Les analystes de BFM Bourse maintiennent une opinion neutre sur l'indice parisien à court terme. Pour eux, la tendance dépendra largement de la capacité des entreprises à justifier leurs valorisations actuelles, dans un environnement où la croissance des bénéfices reste inégale selon les secteurs. « Un franchissement des 8 645 points raviverait la tension à l'achat, tandis qu'une rupture des 8 281 points relancerait la pression vendeuse », rappellent-ils.
En conclusion, le CAC 40 navigue en eaux troubles, tiraillé entre des forces contradictoires. D'un côté, la baisse des cours du pétrole et les espoirs de détente géopolitique pourraient soutenir un rebond. De l'autre, les incertitudes autour de l'IA, des taux d'intérêt et des valorisations des entreprises technologiques maintiennent une volatilité élevée.

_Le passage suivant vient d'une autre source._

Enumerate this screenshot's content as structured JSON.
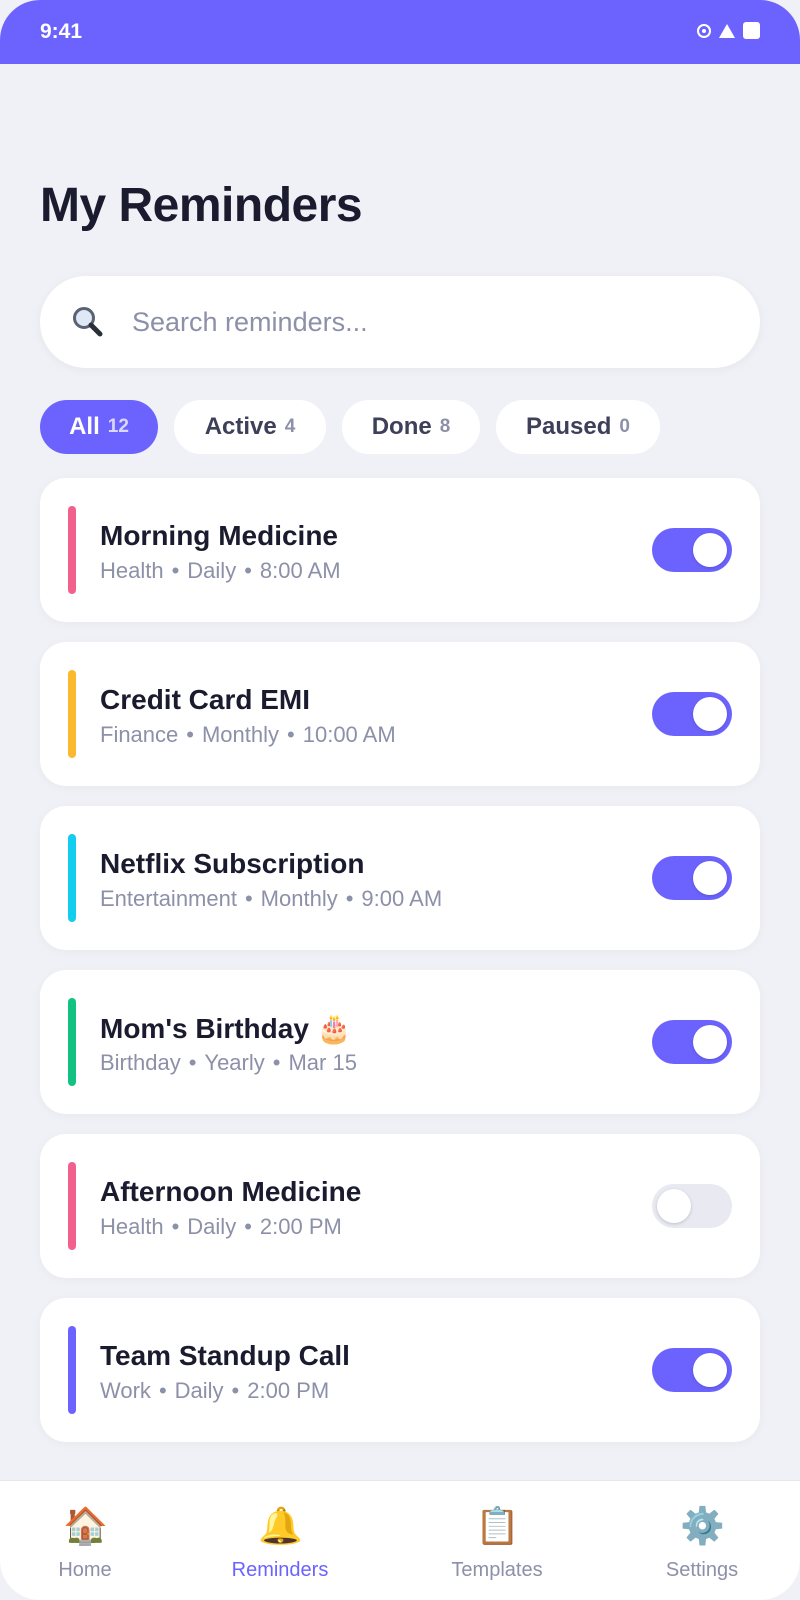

Les prochaines semaines seront donc cruciales pour déterminer si le marché parisien parviendra à confirmer sa récente dynamique haussière ou s'il replongera dans une phase de consolidation.
Le reflux des cours du pétrole, bien réel, n'a pas suffi à compenser d'autres facteurs de pression. Les craintes sur les valorisations des entreprises liées à l'intelligence artificielle, le durcissement attendu de la politique monétaire de la Fed et les tensions géopolitiques au Moyen-Orient ont pesé sur le moral des investisseurs. Selon BFM Bourse, ces éléments ont créé un climat de prudence, limitant les gains potentiels liés à la baisse du baril.
Plusieurs risques majeurs se dessinent. D'abord, une escalade des tensions au Moyen-Orient pourrait peser sur les marchés. Ensuite, un durcissement plus marqué que prévu de la politique monétaire de la Fed pourrait entraîner des corrections sur les valeurs technologiques. Enfin, les résultats semestriels des entreprises du CAC 40, attendus dans les prochaines semaines, seront scrutés de près pour évaluer leur capacité à justifier leurs valorisations actuelles.